St Martin History

Throughout the history of many Caribbean Islands, most were home to various Indians. What we know as St Martin or St Maarten was home to the Siboney and Arawak Indians. As you study the Caribbean Islands, specifically the history of St Maarten or St Martin history, you will hear the name of Christopher Columbus. However, before European explorers made it to St Martin, the Carib Indians migrated into the area and killed or took the majority of the Arawak Indians as slaves. When Europeans arrived, the island was in control of the aggressive Carib Indian warriors, as were several other Caribbean Islands.

Christopher Columbus never visited the St Martin; however, on one of his voyages he did claim it for Spain. On November 11, 1493, St Martin history states that Columbus spotted the island and named it after the saint’s feast day—Saint Martin of Tours. Spain may have listed the island in their list of territories; but they more or less left the island as it was instead of colonizing. The French on the other hand, had the desire to colonize not only St. Martin Island, but also all the islands found from Trinidad to Bermuda.

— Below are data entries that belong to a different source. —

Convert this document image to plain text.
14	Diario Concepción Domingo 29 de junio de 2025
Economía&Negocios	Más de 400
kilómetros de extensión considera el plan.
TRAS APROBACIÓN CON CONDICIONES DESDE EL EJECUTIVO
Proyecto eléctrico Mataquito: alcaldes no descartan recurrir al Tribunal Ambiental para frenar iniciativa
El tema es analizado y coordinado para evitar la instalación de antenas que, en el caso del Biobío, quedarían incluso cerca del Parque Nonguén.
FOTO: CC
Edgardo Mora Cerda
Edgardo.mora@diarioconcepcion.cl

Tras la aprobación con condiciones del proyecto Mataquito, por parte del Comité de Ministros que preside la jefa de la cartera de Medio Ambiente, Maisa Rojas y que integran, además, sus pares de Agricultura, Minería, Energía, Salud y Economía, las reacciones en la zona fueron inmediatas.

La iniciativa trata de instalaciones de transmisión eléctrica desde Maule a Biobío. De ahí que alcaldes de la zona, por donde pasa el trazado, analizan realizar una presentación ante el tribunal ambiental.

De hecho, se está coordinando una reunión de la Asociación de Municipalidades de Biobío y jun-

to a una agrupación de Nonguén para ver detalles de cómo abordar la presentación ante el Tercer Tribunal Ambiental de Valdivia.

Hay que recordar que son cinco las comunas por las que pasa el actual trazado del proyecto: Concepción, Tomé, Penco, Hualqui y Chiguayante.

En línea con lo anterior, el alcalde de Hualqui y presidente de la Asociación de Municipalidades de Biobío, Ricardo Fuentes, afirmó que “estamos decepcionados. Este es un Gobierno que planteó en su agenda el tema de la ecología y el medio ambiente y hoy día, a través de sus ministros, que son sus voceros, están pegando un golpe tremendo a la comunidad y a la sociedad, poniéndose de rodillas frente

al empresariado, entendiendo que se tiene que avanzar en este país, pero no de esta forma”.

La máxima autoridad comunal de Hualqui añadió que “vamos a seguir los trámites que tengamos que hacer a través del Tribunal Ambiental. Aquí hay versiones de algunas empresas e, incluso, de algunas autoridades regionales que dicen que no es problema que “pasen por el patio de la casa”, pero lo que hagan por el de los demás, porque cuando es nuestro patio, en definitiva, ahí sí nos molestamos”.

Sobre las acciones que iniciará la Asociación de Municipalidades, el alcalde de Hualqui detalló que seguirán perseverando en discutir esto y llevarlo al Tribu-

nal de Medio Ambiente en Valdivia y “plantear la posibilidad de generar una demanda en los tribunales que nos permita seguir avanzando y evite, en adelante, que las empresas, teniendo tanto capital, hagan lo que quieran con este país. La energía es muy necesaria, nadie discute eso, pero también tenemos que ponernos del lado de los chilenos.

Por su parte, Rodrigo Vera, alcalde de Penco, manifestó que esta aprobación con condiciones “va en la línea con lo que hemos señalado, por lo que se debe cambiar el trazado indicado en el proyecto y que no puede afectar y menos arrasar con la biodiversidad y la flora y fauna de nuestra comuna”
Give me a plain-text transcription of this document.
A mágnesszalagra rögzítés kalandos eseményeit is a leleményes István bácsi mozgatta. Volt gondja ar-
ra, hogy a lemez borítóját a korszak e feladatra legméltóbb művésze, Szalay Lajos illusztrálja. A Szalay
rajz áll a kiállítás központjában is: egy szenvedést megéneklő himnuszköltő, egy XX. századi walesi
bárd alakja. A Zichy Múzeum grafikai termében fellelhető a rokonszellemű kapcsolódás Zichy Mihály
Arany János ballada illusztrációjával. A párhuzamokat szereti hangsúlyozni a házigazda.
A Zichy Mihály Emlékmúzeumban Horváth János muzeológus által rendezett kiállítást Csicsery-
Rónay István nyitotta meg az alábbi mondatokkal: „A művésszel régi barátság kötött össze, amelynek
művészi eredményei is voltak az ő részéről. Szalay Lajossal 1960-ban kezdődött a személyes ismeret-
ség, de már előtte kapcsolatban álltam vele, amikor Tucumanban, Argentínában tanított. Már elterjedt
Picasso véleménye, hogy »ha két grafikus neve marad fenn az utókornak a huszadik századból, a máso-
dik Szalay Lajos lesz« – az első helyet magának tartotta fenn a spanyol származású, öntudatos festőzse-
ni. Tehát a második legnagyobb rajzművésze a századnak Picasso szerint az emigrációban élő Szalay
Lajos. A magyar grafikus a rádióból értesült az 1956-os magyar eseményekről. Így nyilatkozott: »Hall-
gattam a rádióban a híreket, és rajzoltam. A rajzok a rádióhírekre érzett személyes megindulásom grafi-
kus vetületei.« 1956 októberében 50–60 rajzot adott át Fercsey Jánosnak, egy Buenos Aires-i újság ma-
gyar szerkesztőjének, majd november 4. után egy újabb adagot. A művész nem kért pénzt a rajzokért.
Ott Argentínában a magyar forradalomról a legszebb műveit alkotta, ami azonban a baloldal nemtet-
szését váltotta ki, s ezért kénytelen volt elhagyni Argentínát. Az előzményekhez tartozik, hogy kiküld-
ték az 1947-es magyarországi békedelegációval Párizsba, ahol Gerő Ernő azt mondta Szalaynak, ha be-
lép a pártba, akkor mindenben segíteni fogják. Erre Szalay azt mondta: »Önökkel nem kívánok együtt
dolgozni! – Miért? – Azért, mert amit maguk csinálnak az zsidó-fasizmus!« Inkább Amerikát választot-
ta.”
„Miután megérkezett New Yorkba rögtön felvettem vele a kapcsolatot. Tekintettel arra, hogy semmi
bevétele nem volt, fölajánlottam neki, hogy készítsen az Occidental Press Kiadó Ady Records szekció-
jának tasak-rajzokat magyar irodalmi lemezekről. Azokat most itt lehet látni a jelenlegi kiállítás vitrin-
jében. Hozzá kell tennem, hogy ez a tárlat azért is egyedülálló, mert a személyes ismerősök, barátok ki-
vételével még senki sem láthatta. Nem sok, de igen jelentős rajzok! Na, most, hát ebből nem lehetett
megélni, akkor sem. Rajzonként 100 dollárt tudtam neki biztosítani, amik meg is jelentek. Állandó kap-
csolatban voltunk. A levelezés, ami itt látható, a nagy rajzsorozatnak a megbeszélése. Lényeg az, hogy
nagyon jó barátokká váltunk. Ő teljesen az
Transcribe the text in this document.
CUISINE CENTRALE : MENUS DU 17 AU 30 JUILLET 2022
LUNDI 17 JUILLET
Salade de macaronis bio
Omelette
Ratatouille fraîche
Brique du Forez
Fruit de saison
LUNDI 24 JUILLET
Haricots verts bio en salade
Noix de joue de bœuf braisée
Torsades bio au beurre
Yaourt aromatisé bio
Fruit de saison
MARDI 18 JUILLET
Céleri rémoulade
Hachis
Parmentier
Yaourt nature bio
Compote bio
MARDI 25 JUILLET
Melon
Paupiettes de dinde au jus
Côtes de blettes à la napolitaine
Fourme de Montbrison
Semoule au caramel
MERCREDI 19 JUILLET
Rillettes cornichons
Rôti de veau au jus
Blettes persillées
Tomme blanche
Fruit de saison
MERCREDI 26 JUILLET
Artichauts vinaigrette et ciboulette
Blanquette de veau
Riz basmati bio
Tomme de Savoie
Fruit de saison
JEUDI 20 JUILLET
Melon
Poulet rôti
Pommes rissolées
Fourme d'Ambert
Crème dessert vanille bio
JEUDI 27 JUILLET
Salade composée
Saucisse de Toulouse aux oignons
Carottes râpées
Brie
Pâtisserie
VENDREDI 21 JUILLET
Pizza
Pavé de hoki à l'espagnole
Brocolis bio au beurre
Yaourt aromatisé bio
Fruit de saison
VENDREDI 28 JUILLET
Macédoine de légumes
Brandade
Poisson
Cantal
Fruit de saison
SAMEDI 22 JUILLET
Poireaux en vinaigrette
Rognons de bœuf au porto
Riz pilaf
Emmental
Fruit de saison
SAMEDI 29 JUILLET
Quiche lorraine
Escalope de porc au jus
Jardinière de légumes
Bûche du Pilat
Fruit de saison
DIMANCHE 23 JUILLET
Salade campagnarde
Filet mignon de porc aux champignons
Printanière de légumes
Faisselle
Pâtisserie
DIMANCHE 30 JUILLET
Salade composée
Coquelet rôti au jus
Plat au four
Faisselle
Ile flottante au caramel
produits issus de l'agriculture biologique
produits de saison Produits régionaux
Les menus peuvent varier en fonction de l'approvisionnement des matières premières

The Dutch West Indian Company also wanted to have the island under their control and was the first to originally start the European portion of St Martin history by setting up camps in 1631, starting with Fort Amsterdam. At this time, the Dutch West India Company started mining salt, and about this same time period the first governor in St Martin history was appointed in Jan Claeszen van Campen. Other settlements were scattered throughout St Martin belonging to the English, French, and of course the Dutch.

Spain attacked in 1638 and took over all the Dutch settlements. Spain was now in control and built the Old Spanish Fort at Point Blanche. The Dutch tried in vain to recover the island.

After the long battle between the Netherlands and Spain, Spain once again had no need for the Caribbean Island and left in 1648. St Maarten history shows that both the French and Dutch were eager to gain control of this beautiful island and its magnificent white sandy beaches.

After a few battles, both sides realized the other would never retreat. In 1648 in the history of St Maarten, the Treaty of Concordia was signed, which separated the island into two distinct countries—one side owned by the French (St Martin) and the other by the Dutch (St Maarten). This brought about the beginning of the unique St Martin culture.

Even though they had an agreement in hand, both sides still had a few squabbles about the way in which the land should be divided. As the history of St Maarten explains, the boundaries were changed a total of sixteen times by 1816. The French have twenty square miles in the north and the Dutch have sixteen square miles in the south, both offering a unique and different St Martin culture to explore.

Like all countries, trying to develop a nation with its own beliefs and culture, St Martin had a ways to go since both sides had very different thoughts on many things. Today, you will see a wonderful island that has grown independently on each side of the island making it one that is fascinating to visit with the diverse cultures side by side. St Martin culture is of course a nation divided, but one that coexists today without any problems. From Philipsburg, St Maarten on the Dutch side to Marigot, St Martin on the French side you will find many wonderful things to do that will leave you enchanted.